Western Australians along a 1400 kilometre stretch of coastline are being warned to get out or batten down, as two cyclones are set to hit coastal communities this weekend.
In a very rare occurrence, two separate cyclones – Cyclone Seroja and Cyclone Odette – have become intertwined and are now spinning around each other about 500km off the coast of WA.

A former tropical low, Cyclone Odette strengthened into a cyclone this morning, becoming the seventh such weather event to be named in the Australian region so far this season.

Cyclone Seroja is currently a Category One storm but is expected to strengthen into a Category Three by the time it makes landfall on Sunday.

Residents from Perth all the way up to Onslow in the Pilbara are being warned of destructive winds of up to 150 kilometres, intense rainfall and the risk of flash flooding.

First to be impacted will be the area around Exmouth, when Cyclone Odette hits on Saturday night, bringing a brief but intense period of heavy rain and strong to gale-force winds with the possibility of flash flooding.

Some regions could see a month’s worth of rain in a single day.

Cyclone Seroja and tropical low 23U are currently dumbelling around each other off the WA coast, in what is known as the ‘Fujiwhara effect’. (9News)

Then, late on Sunday or early Monday, the stronger of the two systems, Cyclone Seroja, will make landfall, bringing with it dangerous winds of up to 150 kilometres, heavy rain and flash floods.

The Bureau of Meteorology is warning that dangerous surf and a large storm surge will make conditions on the oceans treacherous.

The storm cell is expected to first make landfall between Carnarvon and Jurien Bay.

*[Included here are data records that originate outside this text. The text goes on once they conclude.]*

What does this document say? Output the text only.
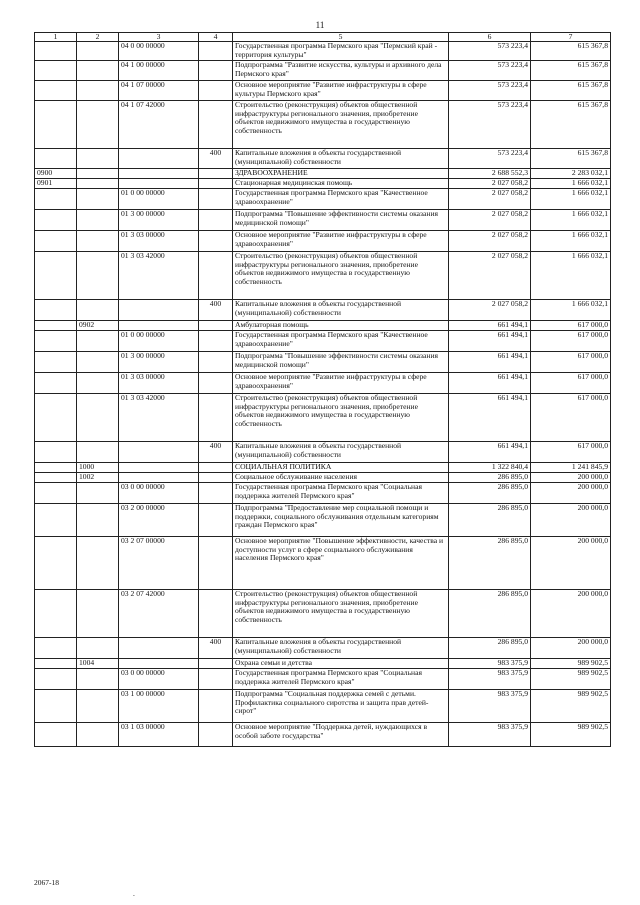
11
1	2	3	4	5	6	7
		04 0 00 00000		Государственная программа Пермского края "Пермский край - территория культуры"	573 223,4	615 367,8
		04 1 00 00000		Подпрограмма "Развитие искусства, культуры и архивного дела Пермского края"	573 223,4	615 367,8
		04 1 07 00000		Основное мероприятие "Развитие инфраструктуры в сфере культуры Пермского края"	573 223,4	615 367,8
		04 1 07 42000		Строительство (реконструкция) объектов общественной инфраструктуры регионального значения, приобретение объектов недвижимого имущества в государственную собственность	573 223,4	615 367,8
			400	Капитальные вложения в объекты государственной (муниципальной) собственности	573 223,4	615 367,8
0900				ЗДРАВООХРАНЕНИЕ	2 688 552,3	2 283 032,1
0901				Стационарная медицинская помощь	2 027 058,2	1 666 032,1
		01 0 00 00000		Государственная программа Пермского края "Качественное здравоохранение"	2 027 058,2	1 666 032,1
		01 3 00 00000		Подпрограмма "Повышение эффективности системы оказания медицинской помощи"	2 027 058,2	1 666 032,1
		01 3 03 00000		Основное мероприятие "Развитие инфраструктуры в сфере здравоохранения"	2 027 058,2	1 666 032,1
		01 3 03 42000		Строительство (реконструкция) объектов общественной инфраструктуры регионального значения, приобретение объектов недвижимого имущества в государственную собственность	2 027 058,2	1 666 032,1
			400	Капитальные вложения в объекты государственной (муниципальной) собственности	2 027 058,2	1 666 032,1
	0902			Амбулаторная помощь	661 494,1	617 000,0
		01 0 00 00000		Государственная программа Пермского края "Качественное здравоохранение"	661 494,1	617 000,0
		01 3 00 00000		Подпрограмма "Повышение эффективности системы оказания медицинской помощи"	661 494,1	617 000,0
		01 3 03 00000		Основное мероприятие "Развитие инфраструктуры в сфере здравоохранения"	661 494,1	617 000,0
		01 3 03 42000		Строительство (реконструкция) объектов общественной инфраструктуры регионального значения, приобретение объектов недвижимого имущества в государственную собственность	661 494,1	617 000,0
			400	Капитальные вложения в объекты государственной (муниципальной) собственности	661 494,1	617 000,0
	1000			СОЦИАЛЬНАЯ ПОЛИТИКА	1 322 840,4	1 241 845,9
	1002			Социальное обслуживание населения	286 895,0	200 000,0
		03 0 00 00000		Государственная программа Пермского края "Социальная поддержка жителей Пермского края"	286 895,0	200 000,0
		03 2 00 00000		Подпрограмма "Предоставление мер социальной помощи и поддержки, социального обслуживания отдельным категориям граждан Пермского края"	286 895,0	200 000,0
		03 2 07 00000		Основное мероприятие "Повышение эффективности, качества и доступности услуг в сфере социального обслуживания населения Пермского края"	286 895,0	200 000,0
		03 2 07 42000		Строительство (реконструкция) объектов общественной инфраструктуры регионального значения, приобретение объектов недвижимого имущества в государственную собственность	286 895,0	200 000,0
			400	Капитальные вложения в объекты государственной (муниципальной) собственности	286 895,0	200 000,0
	1004			Охрана семьи и детства	983 375,9	989 902,5
		03 0 00 00000		Государственная программа Пермского края "Социальная поддержка жителей Пермского края"	983 375,9	989 902,5
		03 1 00 00000		Подпрограмма "Социальная поддержка семей с детьми. Профилактика социального сиротства и защита прав детей-сирот"	983 375,9	989 902,5
		03 1 03 00000		Основное мероприятие "Поддержка детей, нуждающихся в особой заботе государства"	983 375,9	989 902,5
2067-18
.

It is unusual for a tropical storm to make its way so far south.

The Bureau of Meteorology has warned that this is “an area not accustomed to tropical cyclones, making impacts more significant”.

“Tropical Cyclone Seroja has already brought widespread devastation and deaths to parts of Timor Leste state and Indonesia,” Bureau of Meteorology meteorologist Jonathan How said.

“Over the coming days, both Seroju and 23U (now Cyclone Odette) will strengthen and dumbbell around each other. This is known as the Fujiwhara effect and isn’t often seen.”

East coast flood disaster now stretching 600km

The rarity of the event – last seen in Western Australia in the 1950s – is making the storms’ paths difficult for meteorologists to predict, but it’s expected that Cyclone Seroju will build in strength as it profits off the smaller low.

Severe weather may also extend into the Western Australian wheat beat, as Cyclone Seroja continues its path inland.